Logistik: Russland plant One-Window-Prinzip

Das Wirtschaftsministerium fordert die Einführung einer Zentralstelle für Im- und Exporteure sowie Transitdienstleister.

Der Moskauer Frachtterminal ist das größte Frachtterminal Russlands mit einer Kapazität von 380 Tonnen pro Jahr.
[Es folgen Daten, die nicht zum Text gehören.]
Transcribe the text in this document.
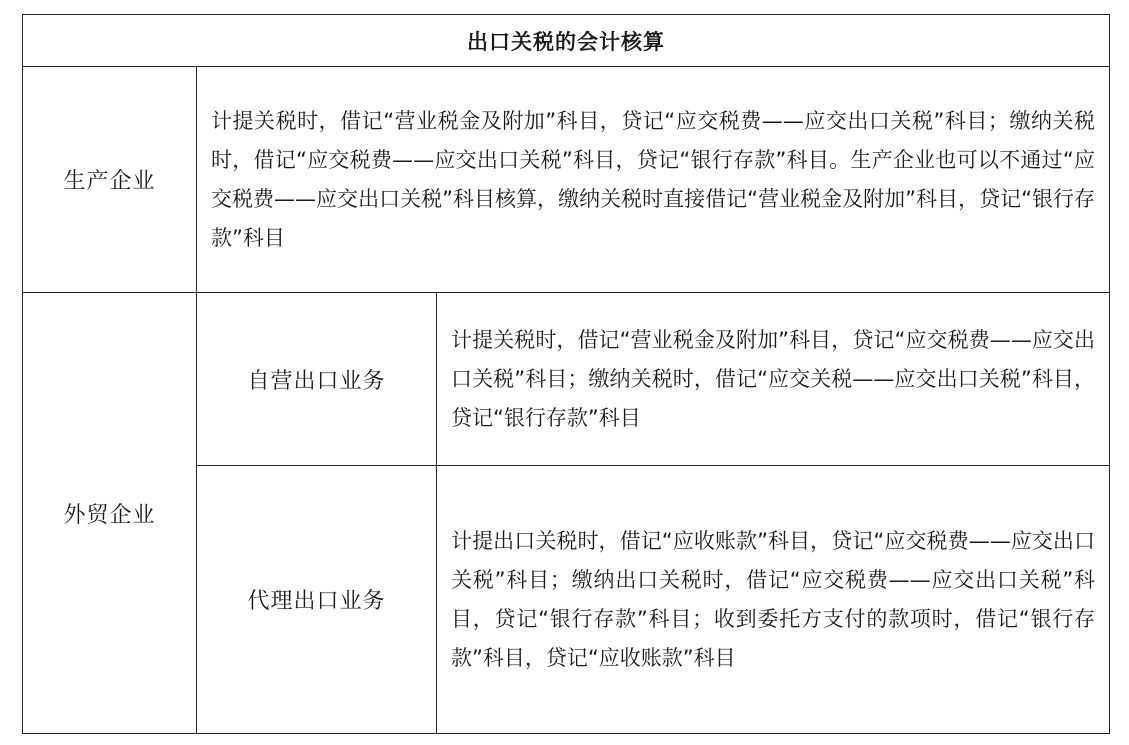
出口关税的会计核算		
生产企业	计提关税时，借记“营业税金及附加”科目，贷记“应交税费——应交出口关税”科目；缴纳关税时，借记“应交税费——应交出口关税”科目，贷记“银行存款”科目。生产企业也可以不通过“应交税费——应交出口关税”科目核算，缴纳关税时直接借记“营业税金及附加”科目，贷记“银行存款”科目	
外贸企业	自营出口业务	计提关税时，借记“营业税金及附加”科目，贷记“应交税费——应交出口关税”科目；缴纳关税时，借记“应交关税——应交出口关税”科目，贷记“银行存款”科目
	代理出口业务	计提出口关税时，借记“应收账款”科目，贷记“应交税费——应交出口关税”科目；缴纳出口关税时，借记“应交税费——应交出口关税”科目，贷记“银行存款”科目；收到委托方支付的款项时，借记“银行存款”科目，贷记“应收账款”科目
Foto © imago images-ITAR-TASS

Logistikdienstleister sollen künftig Dokumente für den Im- und Export von Waren sowie deren Transit durch Russland zentral über eine Plattform einreichen können. Einen konkreten Plan für die Einführung dieser neuen Plattform will das Wirtschaftsministerium bis Februar 2020 vorlegen. Bei Zustimmung der beteiligten Instanzen könnte das neue System bereits im November 2020 eingeführt werden.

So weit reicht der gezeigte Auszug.